En dat verkoren, dat verworven deel, is nu ook, en zal het eeuwig blijven, een teerverzorgd deel. Het mag zich verlustigen in de liefderijke, trouwe zorg van de grote Ontfermer, Wiens ingewanden voor hen rommelen van barmhartigheid. , God de Heere heeft Zijn volk, heeft Zijn deel, lief. Hij heeft het zó lief, dat de waarschuwing uitgaat: Wie Zijn volk aanraakt, raakt Zijn oogappel aan. Wat is dat groot, wat is dat een wonderlijke genade zo te mogen delen in Zijn Goddelijke liefde! Als gij daar de verzekering van moogt ontvangen, als gij daar de blijken van moogt genieten, dan wordt uw hart daaronder vertederd en vernederd, ja zelfs verbroken. Dat is een onbegrijpelijk wonder, dat zulk een zondaar, als wij zijn, delen mag in de diepe, in de eeuwige liefde van de hoge en heilige God. Wie zou dat kunnen doorgronden? Maar, wel mag er bij tijden en ogenblikken van genóten worden. Wel mag er somtijds van gezongen worden:

Wat zal ik, met Gods gunsten overlaan. Die trouwe Heer' voor Zijn gena vergelden?

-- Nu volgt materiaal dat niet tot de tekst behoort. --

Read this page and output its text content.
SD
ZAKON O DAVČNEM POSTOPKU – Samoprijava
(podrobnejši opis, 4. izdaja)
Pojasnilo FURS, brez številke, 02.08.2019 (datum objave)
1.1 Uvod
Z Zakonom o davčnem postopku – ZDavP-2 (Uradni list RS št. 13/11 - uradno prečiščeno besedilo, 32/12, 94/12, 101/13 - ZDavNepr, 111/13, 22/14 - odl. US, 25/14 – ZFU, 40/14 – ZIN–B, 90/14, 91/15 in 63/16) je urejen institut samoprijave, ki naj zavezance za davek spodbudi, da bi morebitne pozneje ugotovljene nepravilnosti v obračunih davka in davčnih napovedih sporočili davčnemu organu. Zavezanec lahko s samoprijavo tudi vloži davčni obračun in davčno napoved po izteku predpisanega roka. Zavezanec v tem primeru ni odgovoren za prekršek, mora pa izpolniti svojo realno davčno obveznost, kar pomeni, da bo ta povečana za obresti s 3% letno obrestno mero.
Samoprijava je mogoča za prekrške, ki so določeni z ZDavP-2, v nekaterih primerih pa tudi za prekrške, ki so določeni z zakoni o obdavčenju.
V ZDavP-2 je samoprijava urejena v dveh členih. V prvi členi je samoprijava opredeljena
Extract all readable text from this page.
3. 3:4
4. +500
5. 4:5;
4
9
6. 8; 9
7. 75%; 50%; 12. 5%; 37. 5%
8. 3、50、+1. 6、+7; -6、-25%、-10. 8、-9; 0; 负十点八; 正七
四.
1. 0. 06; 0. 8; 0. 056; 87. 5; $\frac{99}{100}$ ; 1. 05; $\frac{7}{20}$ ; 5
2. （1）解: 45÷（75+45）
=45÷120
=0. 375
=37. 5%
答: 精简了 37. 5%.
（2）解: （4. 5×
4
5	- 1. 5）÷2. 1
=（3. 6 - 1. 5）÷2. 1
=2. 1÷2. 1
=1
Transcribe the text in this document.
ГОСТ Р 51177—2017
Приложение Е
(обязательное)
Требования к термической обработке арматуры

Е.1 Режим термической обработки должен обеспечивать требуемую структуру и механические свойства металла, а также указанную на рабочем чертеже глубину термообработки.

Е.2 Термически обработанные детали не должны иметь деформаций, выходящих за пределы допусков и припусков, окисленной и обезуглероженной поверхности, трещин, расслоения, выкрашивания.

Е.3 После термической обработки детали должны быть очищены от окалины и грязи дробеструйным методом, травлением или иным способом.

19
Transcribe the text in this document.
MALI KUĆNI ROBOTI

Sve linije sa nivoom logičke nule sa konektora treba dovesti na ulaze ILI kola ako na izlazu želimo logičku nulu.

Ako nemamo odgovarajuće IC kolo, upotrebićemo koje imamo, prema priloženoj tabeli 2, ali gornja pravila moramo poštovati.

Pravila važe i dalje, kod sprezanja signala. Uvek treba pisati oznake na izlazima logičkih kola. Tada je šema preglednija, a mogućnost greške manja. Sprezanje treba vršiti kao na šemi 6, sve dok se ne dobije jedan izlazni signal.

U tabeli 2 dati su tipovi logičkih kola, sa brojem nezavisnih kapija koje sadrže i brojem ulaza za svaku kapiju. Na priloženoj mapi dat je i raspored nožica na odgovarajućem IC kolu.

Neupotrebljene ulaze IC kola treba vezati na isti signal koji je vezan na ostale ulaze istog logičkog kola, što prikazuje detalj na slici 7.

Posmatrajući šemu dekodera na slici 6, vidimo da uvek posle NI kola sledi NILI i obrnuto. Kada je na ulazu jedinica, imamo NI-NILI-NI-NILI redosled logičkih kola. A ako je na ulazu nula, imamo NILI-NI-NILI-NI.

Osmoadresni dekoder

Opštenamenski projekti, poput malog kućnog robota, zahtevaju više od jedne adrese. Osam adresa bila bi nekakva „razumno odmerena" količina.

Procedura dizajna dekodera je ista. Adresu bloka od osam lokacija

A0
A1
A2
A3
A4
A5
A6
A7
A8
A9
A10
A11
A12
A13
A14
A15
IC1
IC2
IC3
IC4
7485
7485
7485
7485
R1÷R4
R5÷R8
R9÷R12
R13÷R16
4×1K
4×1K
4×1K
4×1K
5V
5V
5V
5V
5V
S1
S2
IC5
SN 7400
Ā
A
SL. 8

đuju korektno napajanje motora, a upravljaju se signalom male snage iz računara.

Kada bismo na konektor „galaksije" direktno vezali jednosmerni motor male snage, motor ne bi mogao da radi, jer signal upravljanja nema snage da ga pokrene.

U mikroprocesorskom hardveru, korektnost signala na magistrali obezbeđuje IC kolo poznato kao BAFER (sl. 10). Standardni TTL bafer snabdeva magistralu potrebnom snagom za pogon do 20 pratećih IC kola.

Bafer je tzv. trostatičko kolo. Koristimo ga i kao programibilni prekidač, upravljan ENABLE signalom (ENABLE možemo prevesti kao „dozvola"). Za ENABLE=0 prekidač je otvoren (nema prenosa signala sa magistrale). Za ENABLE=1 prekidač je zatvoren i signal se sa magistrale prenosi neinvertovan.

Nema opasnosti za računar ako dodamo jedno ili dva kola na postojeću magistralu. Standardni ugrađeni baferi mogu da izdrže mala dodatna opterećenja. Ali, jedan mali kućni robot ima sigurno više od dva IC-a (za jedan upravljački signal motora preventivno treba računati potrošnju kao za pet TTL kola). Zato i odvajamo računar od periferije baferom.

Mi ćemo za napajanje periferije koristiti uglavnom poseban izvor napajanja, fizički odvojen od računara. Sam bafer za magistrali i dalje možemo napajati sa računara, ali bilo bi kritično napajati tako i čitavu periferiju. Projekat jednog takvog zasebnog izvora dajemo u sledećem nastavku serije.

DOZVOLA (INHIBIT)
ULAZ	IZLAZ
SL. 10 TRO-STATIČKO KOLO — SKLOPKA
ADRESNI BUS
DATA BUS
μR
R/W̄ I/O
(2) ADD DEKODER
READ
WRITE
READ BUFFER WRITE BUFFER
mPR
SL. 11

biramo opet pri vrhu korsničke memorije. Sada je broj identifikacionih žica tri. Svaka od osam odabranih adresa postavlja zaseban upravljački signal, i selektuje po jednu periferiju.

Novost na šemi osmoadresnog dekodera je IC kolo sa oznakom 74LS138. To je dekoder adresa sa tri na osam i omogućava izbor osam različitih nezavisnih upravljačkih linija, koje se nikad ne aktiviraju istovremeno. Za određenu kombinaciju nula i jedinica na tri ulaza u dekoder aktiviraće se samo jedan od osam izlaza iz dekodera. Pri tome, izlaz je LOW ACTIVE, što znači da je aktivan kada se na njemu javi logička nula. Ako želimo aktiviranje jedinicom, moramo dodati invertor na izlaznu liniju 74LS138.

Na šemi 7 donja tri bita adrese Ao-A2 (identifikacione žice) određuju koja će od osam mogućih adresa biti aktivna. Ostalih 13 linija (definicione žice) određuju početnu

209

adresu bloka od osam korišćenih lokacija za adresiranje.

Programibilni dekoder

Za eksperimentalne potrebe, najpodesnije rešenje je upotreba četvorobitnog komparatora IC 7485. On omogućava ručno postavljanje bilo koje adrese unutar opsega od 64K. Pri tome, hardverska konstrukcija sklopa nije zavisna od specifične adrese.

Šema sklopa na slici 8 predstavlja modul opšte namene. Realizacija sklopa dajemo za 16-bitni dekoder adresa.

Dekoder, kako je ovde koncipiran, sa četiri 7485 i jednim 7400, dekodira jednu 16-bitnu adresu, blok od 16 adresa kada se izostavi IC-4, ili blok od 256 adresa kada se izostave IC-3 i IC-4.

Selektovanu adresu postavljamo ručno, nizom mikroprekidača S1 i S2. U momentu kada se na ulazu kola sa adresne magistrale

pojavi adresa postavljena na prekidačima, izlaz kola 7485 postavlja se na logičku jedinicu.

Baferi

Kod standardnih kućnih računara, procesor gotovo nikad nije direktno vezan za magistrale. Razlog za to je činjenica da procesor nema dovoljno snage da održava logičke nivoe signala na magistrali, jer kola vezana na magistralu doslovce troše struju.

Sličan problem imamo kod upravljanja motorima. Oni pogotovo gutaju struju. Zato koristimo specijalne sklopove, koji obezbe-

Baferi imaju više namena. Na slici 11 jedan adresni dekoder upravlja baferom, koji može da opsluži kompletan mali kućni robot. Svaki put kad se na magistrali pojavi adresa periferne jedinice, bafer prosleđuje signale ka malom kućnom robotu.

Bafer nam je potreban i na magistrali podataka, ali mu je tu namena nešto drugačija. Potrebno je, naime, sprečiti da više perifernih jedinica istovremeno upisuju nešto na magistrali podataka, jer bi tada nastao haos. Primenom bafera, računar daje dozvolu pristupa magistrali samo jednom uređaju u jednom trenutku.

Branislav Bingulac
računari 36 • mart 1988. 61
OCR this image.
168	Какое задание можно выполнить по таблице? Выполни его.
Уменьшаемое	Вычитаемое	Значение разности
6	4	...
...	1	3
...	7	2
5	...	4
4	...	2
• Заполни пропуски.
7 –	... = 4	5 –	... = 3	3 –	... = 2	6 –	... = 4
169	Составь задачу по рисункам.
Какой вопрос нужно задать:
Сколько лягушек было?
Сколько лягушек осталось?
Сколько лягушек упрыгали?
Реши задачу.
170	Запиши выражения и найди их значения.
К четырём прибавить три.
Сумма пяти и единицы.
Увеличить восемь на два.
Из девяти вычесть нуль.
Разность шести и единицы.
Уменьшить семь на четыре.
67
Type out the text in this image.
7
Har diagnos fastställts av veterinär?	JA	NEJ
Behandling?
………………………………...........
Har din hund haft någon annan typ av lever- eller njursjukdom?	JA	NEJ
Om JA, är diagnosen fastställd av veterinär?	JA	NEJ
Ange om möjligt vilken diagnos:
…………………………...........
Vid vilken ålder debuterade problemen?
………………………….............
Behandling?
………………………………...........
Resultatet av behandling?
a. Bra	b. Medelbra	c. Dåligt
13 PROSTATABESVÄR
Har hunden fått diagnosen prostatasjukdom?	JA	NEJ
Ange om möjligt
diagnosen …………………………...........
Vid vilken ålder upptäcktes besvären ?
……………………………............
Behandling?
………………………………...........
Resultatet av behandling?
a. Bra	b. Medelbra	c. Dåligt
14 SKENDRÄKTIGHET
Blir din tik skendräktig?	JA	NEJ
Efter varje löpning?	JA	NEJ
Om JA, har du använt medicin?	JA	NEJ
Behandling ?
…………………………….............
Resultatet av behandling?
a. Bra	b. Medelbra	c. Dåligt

Wel dringt die rijke liefde Gods degene, die er in delen mag, tot wederliefde. Als het ervaren mag worden: „Des Heeren deel is Zijn volk", dan klimt uit het beweldadigde hart op de ootmoedige belijdenis: „Wij hebben Hem lief, omdat Hij ons eerst heeft liefgehad."

„Des Heeren deel is Zijn volk." — En het is een teer verzorgd deel. Dat blijkt ook wel duidelijk hierin, dat Hij Zijn volk, dat Hij Zijn deel, bewaart en beschermt. Ware dit niet zo, dan zou dit volk, dat zichzelf zo moet aanklagen en beschuldigen van ontrouw, weer spoedig door de zonde worden overheerd, door de wereld meegezogen, door de duivel in boeien geslagen. Maar neen, er is geen afval der heiligen, want de getrouwe Zaligmaker, de Goede Herder, Die Zijn leven heeft gesteld voor Zijn schapen en altijd de wacht over ze houdt, verzekert: Ik geef hun het eeuwige leven; en zij zullen niet verloren gaan in der eeuwigheid, en niemand zal ze uit Mijn hand rukken. Mijn Vader, Die ze Mij gegeven heeft, meer dan allen, en niemand zal ze rukken uit de hand Mijns Vaders. Ik en de Vader zijn één" (Joh. 10:28—30). En de apostel Petrus mag de verstrooide vreemdelingen, de uitverkorenen naar de voorkennis van God de Vader, in de heiligmaking des Geestes, tot gehoorzaamheid en besprenging met het bloed van Jezus Christus, aldus bemoedigen en vertroosten: Gij, die in de kracht Gods bewaard wordt door het geloof, tot de zaligheid, die bereid is, om geopenbaard te worden in de laatste tijd" (1 Petrus 1:5). Bewaard te worden onder de sterke, trouwe hand van de Goede Herder, en in de kracht van God, de Almachtige, dat is , toch wel een veilige en zekere bewaring. De grote Ontfermer wil de Zijnen dekken met Zijn vleugelen. Hij zal ze beveiligen als hun schild. Hij draagt ze ook, als een arend zijn jongen, op Zijn vleugelen. Zo wordt Zijn volk, Zijn deel, bewaard tegen het woeden van hun vijanden. Zo bewaart Hij ze ook tegen zichzelf. Wel mogen wij dus met elkander overdenken, wat het betekent, dat het volk Gods is Zijn teerverzorgd deel.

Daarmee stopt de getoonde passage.